In November, while making plans to restage his "Lion King" dances in Tokyo, he enjoyed twofold popularity and acclaim in New York when his Garth Fagan Dance played an engagement at the Joyce Theater.

"As a modern-dance choreographer, he fits no label," wrote New York Times dance critic Anna Kisselgoff about "Two Pieces of One: Green," his newest work, at the Joyce. "But 'Green' shows him as the equivalent of a painter who explores the possibility of paint itself.
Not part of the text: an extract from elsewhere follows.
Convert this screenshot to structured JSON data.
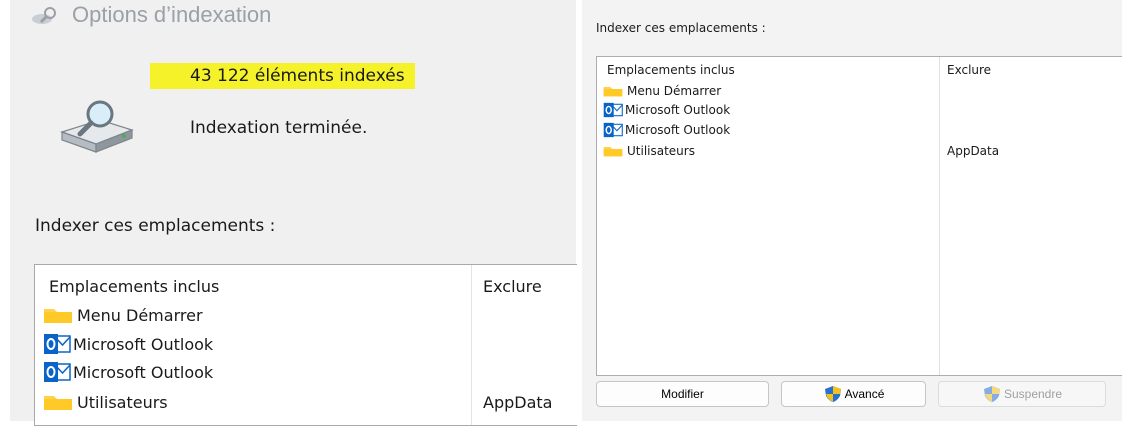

The work has an abstract, geometric edge, but its musical overlay of jazz and a choral selection by a 16th century Spanish composer suggests an experiment in texture with a subliminal message."

Since dance is reembracing theatricality and storytelling, after a period of abstraction, Fagan seems an ideal artist to discuss working at both ends of the spectrum: comparing the satisfactions of dance-for-dance's-sake versus the rewards of entering the high-stakes, collaborative world of theater dance.

Question: Did you set yourself any specific goals for "The Lion King"?

Answer: I did say I wanted real concert dance in the show. You know how many Broadway shows you see and it's the same t-and-a, smile-smile, shake-shake. Only the music and the costumes change. I wanted a real changeability in the dances themselves, so when you see the hyena dance, it's hip-hop: very contemporary, very urban and very frightening. And then when you see the lioness dance, it's ethereal and imaginative.